Estamos en una cafetería nueva, de diseño muy moderno. La iluminación es minimal y el mobiliario sobrio a la par que elegante. Un lugar divino. Pido un café. Las tazas son del tamaño de las de la cocinita de playskool. Pido dos cafés más. Luego damos un paseo y acabamos frente al escaparate de una tienda de lencería. Señalo un salto de cama verde pistacho e impostando una voz de completo idiota le susurro al oído: "eso, reina, te quedaría de muerte". Y a continuación coloco una mano en su trasero. Y entonces oigo la voz de mi madre. Muy nítida. Dios mío. Esto sí que es serio. Pero miro alrededor y no, las voces no están en mi cabeza, sino que, efectivamente, ahí está mi madre. Con mi padre.

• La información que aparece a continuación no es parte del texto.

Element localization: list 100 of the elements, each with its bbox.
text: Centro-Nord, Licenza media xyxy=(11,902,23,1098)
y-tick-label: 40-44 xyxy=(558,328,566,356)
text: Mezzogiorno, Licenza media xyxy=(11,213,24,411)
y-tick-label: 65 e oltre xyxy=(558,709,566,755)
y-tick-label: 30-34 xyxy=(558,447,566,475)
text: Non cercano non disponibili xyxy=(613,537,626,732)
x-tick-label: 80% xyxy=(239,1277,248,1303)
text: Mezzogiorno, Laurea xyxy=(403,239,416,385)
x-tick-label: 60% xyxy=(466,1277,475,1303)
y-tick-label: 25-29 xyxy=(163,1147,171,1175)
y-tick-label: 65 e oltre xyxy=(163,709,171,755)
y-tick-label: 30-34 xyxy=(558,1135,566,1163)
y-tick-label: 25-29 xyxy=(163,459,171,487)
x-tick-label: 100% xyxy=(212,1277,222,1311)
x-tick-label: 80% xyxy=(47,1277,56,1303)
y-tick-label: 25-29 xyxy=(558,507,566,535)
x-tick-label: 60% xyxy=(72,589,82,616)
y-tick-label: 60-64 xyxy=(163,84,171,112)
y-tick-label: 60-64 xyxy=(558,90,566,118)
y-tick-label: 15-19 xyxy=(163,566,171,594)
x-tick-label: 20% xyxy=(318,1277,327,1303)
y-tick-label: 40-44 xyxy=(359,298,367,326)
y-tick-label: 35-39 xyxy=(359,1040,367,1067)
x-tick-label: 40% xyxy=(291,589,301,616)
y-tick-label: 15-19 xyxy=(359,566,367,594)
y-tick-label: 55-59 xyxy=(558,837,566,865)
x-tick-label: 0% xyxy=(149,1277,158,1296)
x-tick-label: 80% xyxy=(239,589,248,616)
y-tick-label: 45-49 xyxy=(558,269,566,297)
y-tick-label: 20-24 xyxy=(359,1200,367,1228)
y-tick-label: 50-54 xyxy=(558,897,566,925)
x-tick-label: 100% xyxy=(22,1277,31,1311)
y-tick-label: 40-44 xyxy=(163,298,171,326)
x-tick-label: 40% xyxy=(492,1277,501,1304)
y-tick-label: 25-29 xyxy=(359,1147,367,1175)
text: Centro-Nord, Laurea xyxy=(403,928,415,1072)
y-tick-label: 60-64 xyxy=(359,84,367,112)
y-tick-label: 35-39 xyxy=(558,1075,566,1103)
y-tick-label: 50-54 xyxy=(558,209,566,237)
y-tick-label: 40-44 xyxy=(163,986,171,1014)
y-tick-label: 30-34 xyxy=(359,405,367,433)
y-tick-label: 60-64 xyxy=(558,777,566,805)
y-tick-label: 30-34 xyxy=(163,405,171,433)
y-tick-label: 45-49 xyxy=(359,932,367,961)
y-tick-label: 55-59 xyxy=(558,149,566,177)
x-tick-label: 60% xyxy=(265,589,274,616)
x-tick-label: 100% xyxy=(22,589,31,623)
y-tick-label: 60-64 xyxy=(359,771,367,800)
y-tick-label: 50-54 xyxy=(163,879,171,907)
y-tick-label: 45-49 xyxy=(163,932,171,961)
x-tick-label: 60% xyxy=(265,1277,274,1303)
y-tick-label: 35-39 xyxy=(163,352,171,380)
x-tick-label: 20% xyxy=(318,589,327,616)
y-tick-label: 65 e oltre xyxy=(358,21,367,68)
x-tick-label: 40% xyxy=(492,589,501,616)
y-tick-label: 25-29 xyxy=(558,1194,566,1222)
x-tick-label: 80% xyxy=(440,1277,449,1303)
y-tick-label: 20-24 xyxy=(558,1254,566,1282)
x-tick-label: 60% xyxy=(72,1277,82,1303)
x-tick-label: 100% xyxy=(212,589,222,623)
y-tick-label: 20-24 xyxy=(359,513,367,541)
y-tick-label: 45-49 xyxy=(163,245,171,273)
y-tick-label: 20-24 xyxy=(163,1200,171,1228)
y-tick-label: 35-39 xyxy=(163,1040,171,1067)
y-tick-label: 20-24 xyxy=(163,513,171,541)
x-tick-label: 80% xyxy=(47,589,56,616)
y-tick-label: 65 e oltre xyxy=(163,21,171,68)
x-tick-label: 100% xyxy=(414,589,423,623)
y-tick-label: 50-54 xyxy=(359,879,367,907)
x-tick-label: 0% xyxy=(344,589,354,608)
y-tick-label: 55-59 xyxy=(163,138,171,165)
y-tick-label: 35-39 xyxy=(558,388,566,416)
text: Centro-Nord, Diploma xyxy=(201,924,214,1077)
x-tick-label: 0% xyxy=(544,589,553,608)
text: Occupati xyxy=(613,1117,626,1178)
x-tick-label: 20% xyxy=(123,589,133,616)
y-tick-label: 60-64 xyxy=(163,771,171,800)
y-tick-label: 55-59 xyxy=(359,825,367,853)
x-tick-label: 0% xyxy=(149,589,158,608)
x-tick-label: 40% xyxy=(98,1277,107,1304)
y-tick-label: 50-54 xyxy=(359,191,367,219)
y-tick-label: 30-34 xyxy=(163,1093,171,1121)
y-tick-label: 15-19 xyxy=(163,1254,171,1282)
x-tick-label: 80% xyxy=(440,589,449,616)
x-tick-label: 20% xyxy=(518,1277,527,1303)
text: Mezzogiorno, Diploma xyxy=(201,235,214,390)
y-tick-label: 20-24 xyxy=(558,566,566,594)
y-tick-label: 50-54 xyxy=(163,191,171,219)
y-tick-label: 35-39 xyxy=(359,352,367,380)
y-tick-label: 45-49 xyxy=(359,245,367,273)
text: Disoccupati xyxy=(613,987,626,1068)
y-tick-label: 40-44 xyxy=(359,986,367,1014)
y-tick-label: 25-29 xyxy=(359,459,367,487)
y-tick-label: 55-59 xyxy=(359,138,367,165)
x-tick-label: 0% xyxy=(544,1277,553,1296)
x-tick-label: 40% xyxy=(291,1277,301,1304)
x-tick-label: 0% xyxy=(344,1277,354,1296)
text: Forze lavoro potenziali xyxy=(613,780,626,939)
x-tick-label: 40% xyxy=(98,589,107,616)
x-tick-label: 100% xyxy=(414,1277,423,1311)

- ¿¡Qué coño haceis vosotros por aquí!?
No me hacen ni caso. Se abalanzan sobre Marta. Se presentan. "¡Al fin nos conocemos!". Marta me mira y en su cara se dibuja un diafano "te jodes". La interrogan con saña, pero ella se muestra impecable, con la seguridad de quien se sabe infalible en las distancias cortas, letal en el mano a mano. Y, claro, les cae fenomenal, a mi padre porque es guapa y a mi madre porque siempre le cayeron bien todas las mujeres que le presenté. Hasta las peores. Y las peores fueron muy peores. No sé en qué lugar me deja eso. ¿No se supone que debería ser al revés? Las más descerebradas siempre fueron para ella "muy dulces", las más maleducadas "muy simpáticas". Marta gesticula y sonríe. La víbora. Hablan como si se conociesen de toda la vida, como si yo no estuviese. Mi madre le dice que el Domingo va a preparar su famoso goulash, y que tiene que ir, que tenemos que ir, que no acepta una negativa. Marta me mira y en su cara se dibuja un diáfano "¡te jodes!". Mi padre me mira y se ríe. Yo no le veo la gracia. Aunque, bien mirado, igual sí que la tiene.